STAT Inhibitor

Signal transducer and activators of transcription (STATs) proteins, comprise of a 7-member family of transcription factors induced by tyrosine phosphorylation under the stimulation of cytokines, hormones, and growth factors. Regulating cell growth by modulating the expression of specific target genes, aberrant STAT activation is also strongly suspected in cancer. STAT oncogenic transcriptional roles include cell progression, differentiation, suppression of anti-tumor immunity, and promotion of survival through anti-apoptotic effects. Constitutive STAT activity is especially noted in colorectal, myeloma, pancreatic, ovarian, liver, breast, prostate, lung, several forms of leukemia and lymphoma, in addition to other solid and hematological cancers.

Elevated levels of STAT3 and STAT5 phosphorylation correlate with tumor invasion, metastasis, and worse prognosis in many different cancers. Interruption of constitutively activated STAT members, notably STAT3 and STAT5, is sufficient to block cells from undergoing malignant transformation. Blocking STAT3 signaling in carcinoma cells by STAT3 antisense oligonucleotides, STAT3 small interfering RNAs (siRNAs), or stable transfection of dominant-negative STAT3 have been shown to inhibit cancer cells growth and induce apoptosis. Agents which inhibit JAK2, a kinase phosphorylating STAT3, suppress growth, decrease invasion of carcinoma cells, and induce apoptosis.

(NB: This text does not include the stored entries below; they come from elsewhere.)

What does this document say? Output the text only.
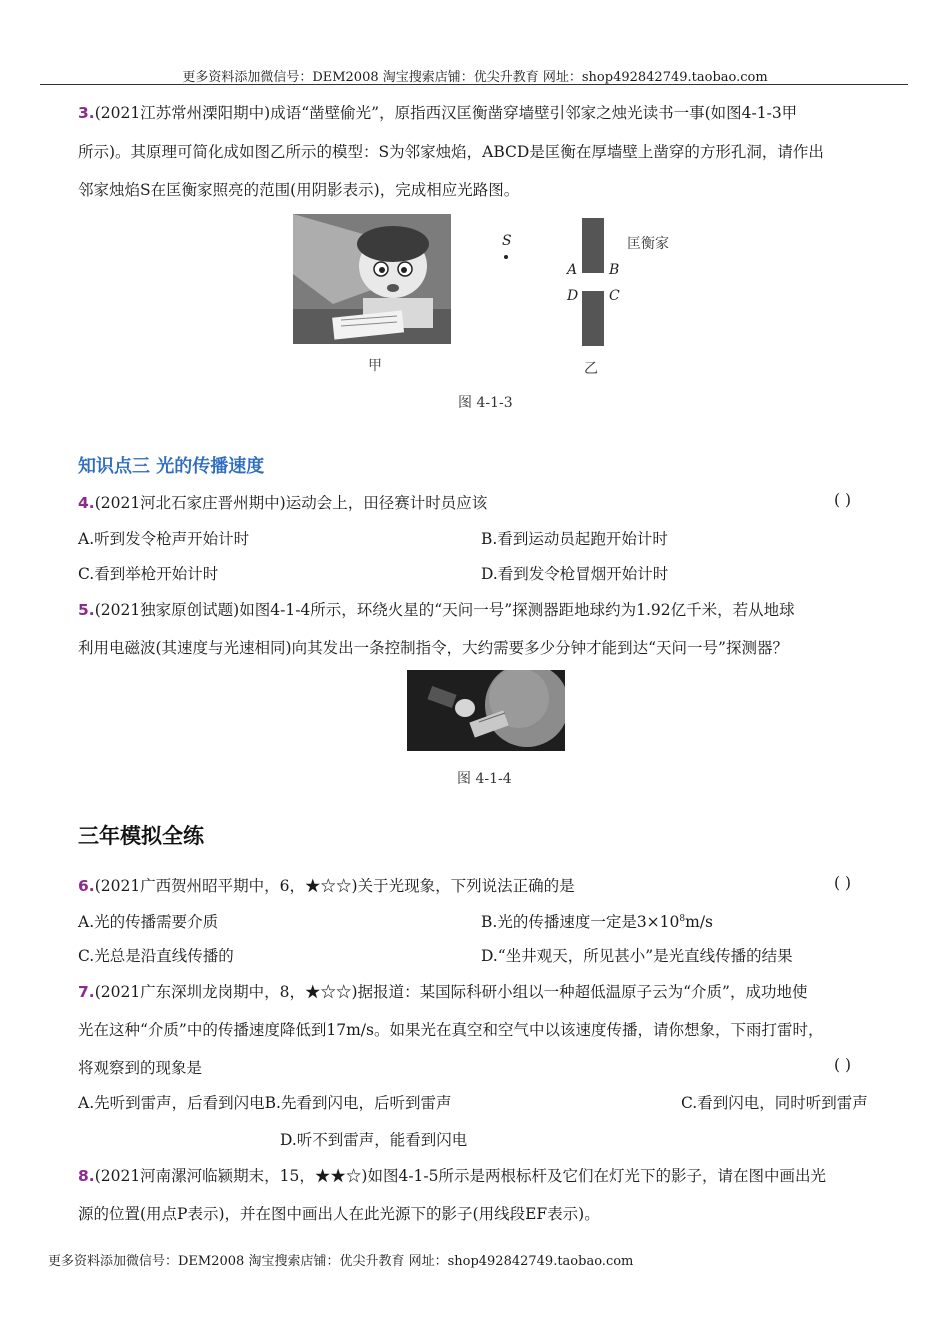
更多资料添加微信号：DEM2008 淘宝搜索店铺：优尖升教育 网址：shop492842749.taobao.com
3.(2021江苏常州溧阳期中)成语“凿壁偷光”，原指西汉匡衡凿穿墙壁引邻家之烛光读书一事(如图4-1-3甲
所示)。其原理可简化成如图乙所示的模型：S为邻家烛焰，ABCD是匡衡在厚墙壁上凿穿的方形孔洞，请作出
邻家烛焰S在匡衡家照亮的范围(用阴影表示)，完成相应光路图。
甲
S
A B
D C
匡衡家
乙
图 4-1-3
知识点三 光的传播速度
4.(2021河北石家庄晋州期中)运动会上，田径赛计时员应该	( )
A.听到发令枪声开始计时	B.看到运动员起跑开始计时
C.看到举枪开始计时	D.看到发令枪冒烟开始计时
5.(2021独家原创试题)如图4-1-4所示，环绕火星的“天问一号”探测器距地球约为1.92亿千米，若从地球
利用电磁波(其速度与光速相同)向其发出一条控制指令，大约需要多少分钟才能到达“天问一号”探测器？
图 4-1-4
三年模拟全练
6.(2021广西贺州昭平期中，6，★☆☆)关于光现象，下列说法正确的是	( )
A.光的传播需要介质	B.光的传播速度一定是$3\times 10^8m/s$
C.光总是沿直线传播的	D.“坐井观天，所见甚小”是光直线传播的结果
7.(2021广东深圳龙岗期中，8，★☆☆)据报道：某国际科研小组以一种超低温原子云为“介质”，成功地使
光在这种“介质”中的传播速度降低到17m/s。如果光在真空和空气中以该速度传播，请你想象，下雨打雷时，
将观察到的现象是	( )
A.先听到雷声，后看到闪电B.先看到闪电，后听到雷声	C.看到闪电，同时听到雷声
D.听不到雷声，能看到闪电
8.(2021河南漯河临颍期末，15，★★☆)如图4-1-5所示是两根标杆及它们在灯光下的影子，请在图中画出光
源的位置(用点P表示)，并在图中画出人在此光源下的影子(用线段EF表示)。
更多资料添加微信号：DEM2008 淘宝搜索店铺：优尖升教育 网址：shop492842749.taobao.com
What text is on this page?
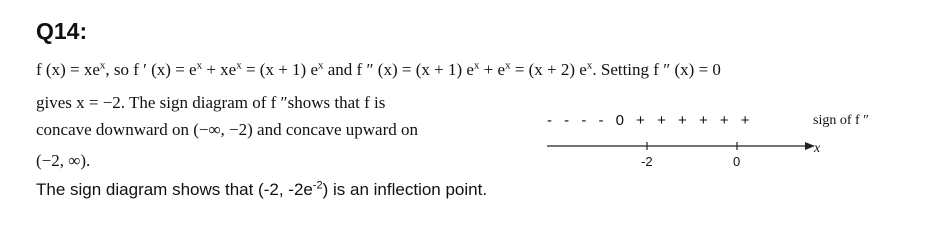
Q14:
f $(x) = xe^x$, so f ′ $(x) = e^x + xe^x = (x + 1)$ $e^x$ and f ″ (x) = (x + 1) $e^x + e^x = (x + 2)$ $e^x$. Setting f ″ (x) = 0
gives x = −2. The sign diagram of f ″shows that f is
concave downward on (−∞, −2) and concave upward on
(−2, ∞).
- - - - 0 + + + + + +	sign of f ″
x
-2	0
The sign diagram shows that (-2, $-2e^{-2}$) is an inflection point.
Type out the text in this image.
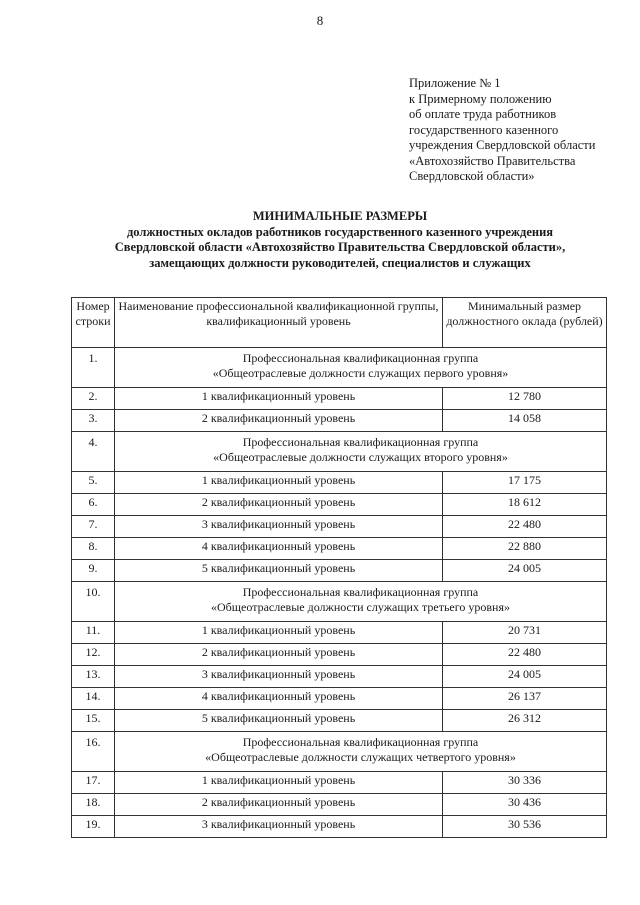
8
Приложение № 1
к Примерному положению
об оплате труда работников
государственного казенного
учреждения Свердловской области
«Автохозяйство Правительства
Свердловской области»
МИНИМАЛЬНЫЕ РАЗМЕРЫ
должностных окладов работников государственного казенного учреждения
Свердловской области «Автохозяйство Правительства Свердловской области»,
замещающих должности руководителей, специалистов и служащих
Номер строки	Наименование профессиональной квалификационной группы, квалификационный уровень	Минимальный размер должностного оклада (рублей)
1.	Профессиональная квалификационная группа
«Общеотраслевые должности служащих первого уровня»	

2.	1 квалификационный уровень	12 780
3.	2 квалификационный уровень	14 058
4.	Профессиональная квалификационная группа
«Общеотраслевые должности служащих второго уровня»	

5.	1 квалификационный уровень	17 175
6.	2 квалификационный уровень	18 612
7.	3 квалификационный уровень	22 480
8.	4 квалификационный уровень	22 880
9.	5 квалификационный уровень	24 005
10.	Профессиональная квалификационная группа
«Общеотраслевые должности служащих третьего уровня»	

11.	1 квалификационный уровень	20 731
12.	2 квалификационный уровень	22 480
13.	3 квалификационный уровень	24 005
14.	4 квалификационный уровень	26 137
15.	5 квалификационный уровень	26 312
16.	Профессиональная квалификационная группа
«Общеотраслевые должности служащих четвертого уровня»	

17.	1 квалификационный уровень	30 336
18.	2 квалификационный уровень	30 436
19.	3 квалификационный уровень	30 536
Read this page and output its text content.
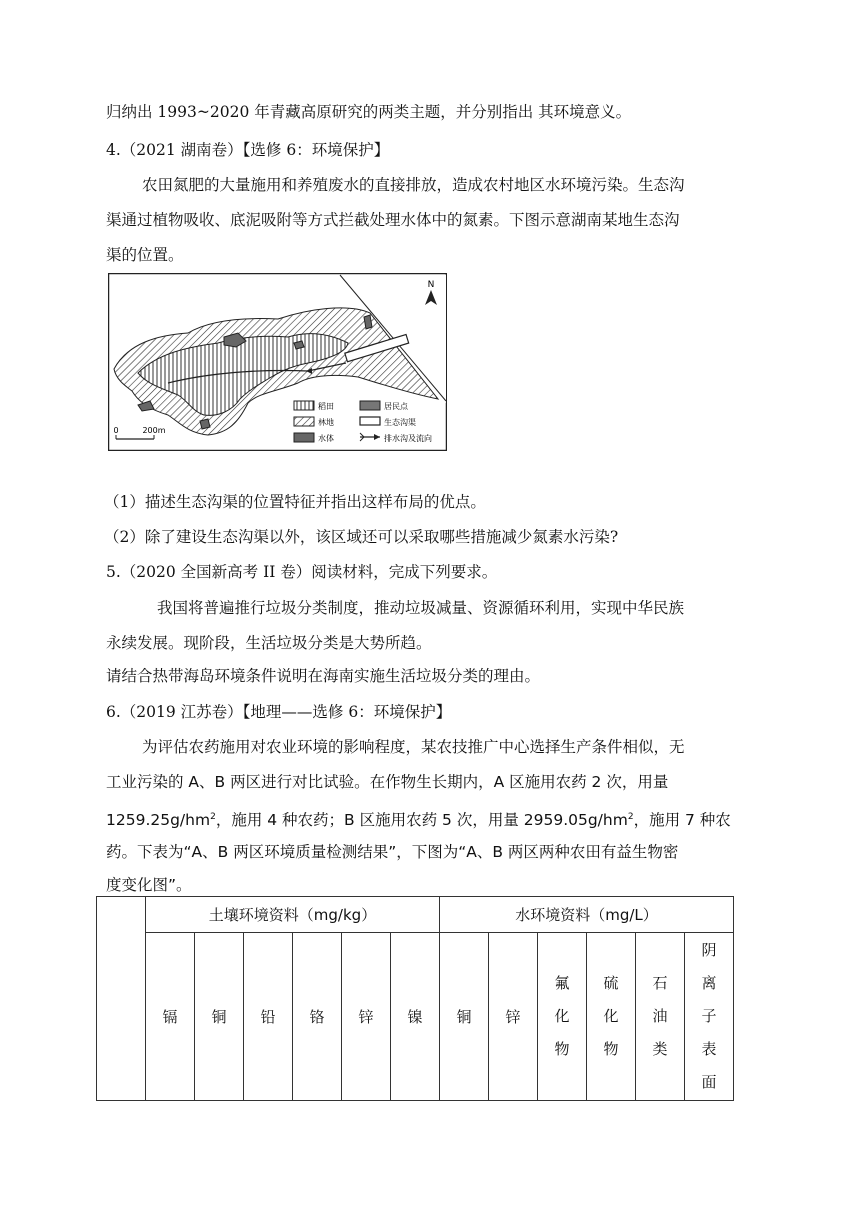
归纳出 1993~2020 年青藏高原研究的两类主题，并分别指出 其环境意义。
4.（2021 湖南卷）【选修 6：环境保护】
农田氮肥的大量施用和养殖废水的直接排放，造成农村地区水环境污染。生态沟
渠通过植物吸收、底泥吸附等方式拦截处理水体中的氮素。下图示意湖南某地生态沟
渠的位置。
N
0	200m
稻田
林地
水体
居民点
生态沟渠
排水沟及流向
（1）描述生态沟渠的位置特征并指出这样布局的优点。
（2）除了建设生态沟渠以外，该区域还可以采取哪些措施减少氮素水污染?
5.（2020 全国新高考 II 卷）阅读材料，完成下列要求。
我国将普遍推行垃圾分类制度，推动垃圾减量、资源循环利用，实现中华民族
永续发展。现阶段，生活垃圾分类是大势所趋。
请结合热带海岛环境条件说明在海南实施生活垃圾分类的理由。
6.（2019 江苏卷）【地理——选修 6：环境保护】
为评估农药施用对农业环境的影响程度，某农技推广中心选择生产条件相似，无
工业污染的 A、B 两区进行对比试验。在作物生长期内，A 区施用农药 2 次，用量
$1259.25g/hm^2$，施用 4 种农药；B 区施用农药 5 次，用量 $2959.05g/hm^2$，施用 7 种农
药。下表为“A、B 两区环境质量检测结果”，下图为“A、B 两区两种农田有益生物密
度变化图”。
	土壤环境资料（mg/kg）						水环境资料（mg/L）					
	镉	铜	铅	铬	锌	镍	铜	锌	氟化物	硫化物	石油类	阴离子表面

These findings support constitutive STAT signaling are crucial to the survival, invasion, and growth of human carcinoma cells.

Targeting downstream mediators of tyrosine kinase via inhibition of STAT3 and STAT5 offers a more direct treatment strategy for cancer, especially tumors refractory to tyrosine kinase blocking agents. Cancers resistant to kinase inhibitor therapies, (eg. EGFR inhibitors), may be due to elevated STAT activity via non-EGF dependent signals. Findings suggest limited efficacy and high toxicity potential is associated with blocking multifunctional kinases, such as JAKs, in aiming to prevent down-stream signaling events mediated by other oncogenic activators, (eg. Src Kinases, MAPK, C-MET), or other inducers of STAT3 phosphorylation. Therefore, direct inhibition of STAT3 and STAT5 function represents a more targeted intervention to eliminate malignant transformation and cancer cell growth, but also represents an approach which maintains normal upstream kinase functions essential for healthy cellular function.